Results. Ultrasonography was performed on the peripheral nerves of the upper extremities, the spinal nerves, and the brachial plexus. The results showed that participants with MADSAM had significantly greater cross-sectional areas (CSAs) and a higher incidence of intraneural ultrasonographic abnormalities compared to participants with MMN. CSA thresholds of the median nerves were identified using ROC analysis to differentiate between MMN and MADSAM. MRI scans of the brachial plexus revealed no abnormalities in 41.4% of the individuals with MMN and 27.3% of the individuals with MADSAM. Meanwhile, STIR hyperintense signal from the brachial plexus was most typical ( 70%) for the MADSAM group.

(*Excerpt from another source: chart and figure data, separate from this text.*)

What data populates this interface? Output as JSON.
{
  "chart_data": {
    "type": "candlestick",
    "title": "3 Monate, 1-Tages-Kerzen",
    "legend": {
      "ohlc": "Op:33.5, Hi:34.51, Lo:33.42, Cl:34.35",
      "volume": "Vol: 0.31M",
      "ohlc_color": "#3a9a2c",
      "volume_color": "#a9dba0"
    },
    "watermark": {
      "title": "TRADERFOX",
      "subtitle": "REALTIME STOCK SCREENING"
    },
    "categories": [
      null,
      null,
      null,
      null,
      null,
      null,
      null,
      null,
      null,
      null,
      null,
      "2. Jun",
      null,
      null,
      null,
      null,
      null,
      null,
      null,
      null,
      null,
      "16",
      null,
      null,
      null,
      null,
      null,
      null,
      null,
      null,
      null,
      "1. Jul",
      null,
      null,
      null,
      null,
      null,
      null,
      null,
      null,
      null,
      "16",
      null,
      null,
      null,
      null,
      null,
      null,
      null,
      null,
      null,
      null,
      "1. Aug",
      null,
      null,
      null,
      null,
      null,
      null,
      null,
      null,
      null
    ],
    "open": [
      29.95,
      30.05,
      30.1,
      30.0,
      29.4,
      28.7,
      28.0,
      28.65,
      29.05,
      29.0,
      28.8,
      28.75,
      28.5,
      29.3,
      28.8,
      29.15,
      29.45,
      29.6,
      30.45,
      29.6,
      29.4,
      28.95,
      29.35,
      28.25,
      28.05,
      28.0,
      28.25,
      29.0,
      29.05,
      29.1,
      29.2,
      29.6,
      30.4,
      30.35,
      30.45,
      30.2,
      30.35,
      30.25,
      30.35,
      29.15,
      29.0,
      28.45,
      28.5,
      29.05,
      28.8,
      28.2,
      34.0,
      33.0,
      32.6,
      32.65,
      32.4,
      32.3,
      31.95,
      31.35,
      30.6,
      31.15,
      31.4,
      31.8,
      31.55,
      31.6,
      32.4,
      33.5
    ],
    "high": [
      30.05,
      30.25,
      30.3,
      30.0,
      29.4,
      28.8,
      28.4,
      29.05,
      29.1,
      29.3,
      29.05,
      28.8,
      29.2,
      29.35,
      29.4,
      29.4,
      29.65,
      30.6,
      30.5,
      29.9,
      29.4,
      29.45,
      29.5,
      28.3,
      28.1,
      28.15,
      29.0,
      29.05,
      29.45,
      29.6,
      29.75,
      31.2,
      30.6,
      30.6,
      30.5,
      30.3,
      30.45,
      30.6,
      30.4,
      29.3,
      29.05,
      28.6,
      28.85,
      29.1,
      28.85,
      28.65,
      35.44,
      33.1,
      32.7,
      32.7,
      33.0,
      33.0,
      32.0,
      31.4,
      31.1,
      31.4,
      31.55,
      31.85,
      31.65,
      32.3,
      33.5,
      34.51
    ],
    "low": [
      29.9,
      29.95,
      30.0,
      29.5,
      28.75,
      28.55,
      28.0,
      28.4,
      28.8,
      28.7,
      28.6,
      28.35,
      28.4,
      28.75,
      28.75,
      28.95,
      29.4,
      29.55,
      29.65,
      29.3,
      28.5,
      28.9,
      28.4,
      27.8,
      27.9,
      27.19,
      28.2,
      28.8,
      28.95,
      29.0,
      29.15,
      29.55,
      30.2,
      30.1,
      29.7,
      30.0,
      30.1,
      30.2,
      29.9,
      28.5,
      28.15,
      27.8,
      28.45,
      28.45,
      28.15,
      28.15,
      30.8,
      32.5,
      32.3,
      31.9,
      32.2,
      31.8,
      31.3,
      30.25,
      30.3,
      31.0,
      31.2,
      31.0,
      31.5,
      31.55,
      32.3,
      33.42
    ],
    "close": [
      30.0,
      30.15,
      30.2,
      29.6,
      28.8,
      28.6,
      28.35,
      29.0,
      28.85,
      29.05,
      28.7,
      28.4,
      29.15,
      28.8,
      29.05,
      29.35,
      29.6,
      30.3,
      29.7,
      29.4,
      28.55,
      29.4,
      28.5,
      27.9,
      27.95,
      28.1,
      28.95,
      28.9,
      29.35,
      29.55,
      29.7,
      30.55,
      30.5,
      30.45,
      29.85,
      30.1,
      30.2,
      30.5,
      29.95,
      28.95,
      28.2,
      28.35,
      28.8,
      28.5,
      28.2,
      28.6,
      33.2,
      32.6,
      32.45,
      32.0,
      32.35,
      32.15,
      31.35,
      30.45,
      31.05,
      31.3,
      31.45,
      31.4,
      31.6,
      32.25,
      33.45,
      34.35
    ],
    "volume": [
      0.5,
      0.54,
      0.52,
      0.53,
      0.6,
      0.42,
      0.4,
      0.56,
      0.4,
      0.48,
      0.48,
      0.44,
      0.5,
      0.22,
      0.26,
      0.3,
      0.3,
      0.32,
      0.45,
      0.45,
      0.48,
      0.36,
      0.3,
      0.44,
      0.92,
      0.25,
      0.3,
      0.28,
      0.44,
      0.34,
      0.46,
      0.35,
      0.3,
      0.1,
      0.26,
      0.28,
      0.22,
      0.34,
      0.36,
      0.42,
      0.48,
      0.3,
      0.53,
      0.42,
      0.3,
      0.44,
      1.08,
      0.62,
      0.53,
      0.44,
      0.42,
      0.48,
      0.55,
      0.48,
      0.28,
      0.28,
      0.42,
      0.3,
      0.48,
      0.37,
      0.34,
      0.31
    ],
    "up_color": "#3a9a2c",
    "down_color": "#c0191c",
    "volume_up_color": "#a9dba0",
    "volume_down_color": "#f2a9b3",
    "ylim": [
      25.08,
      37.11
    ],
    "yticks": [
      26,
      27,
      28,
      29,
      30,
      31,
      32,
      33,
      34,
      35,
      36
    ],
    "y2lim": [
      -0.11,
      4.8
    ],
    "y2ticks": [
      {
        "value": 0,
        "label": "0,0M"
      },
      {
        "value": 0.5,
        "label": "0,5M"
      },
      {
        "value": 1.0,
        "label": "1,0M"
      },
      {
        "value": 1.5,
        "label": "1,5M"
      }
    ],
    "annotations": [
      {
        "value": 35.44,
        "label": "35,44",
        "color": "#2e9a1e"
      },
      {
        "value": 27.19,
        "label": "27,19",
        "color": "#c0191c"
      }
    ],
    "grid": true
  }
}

Conclusions. This was the first detailed comparative analysis of neuroimaging findings in a large sample of patients with either MMN or MADSAM in Russia. Ultrasonographic markers for differential diagnosis have been determined. The advantages and limitations of ultrasonography and MRI of the brachial plexus and the spinal and peripheral nerves in diagnosing multifocal chronic dysimmune neuropathies have been demonstrated.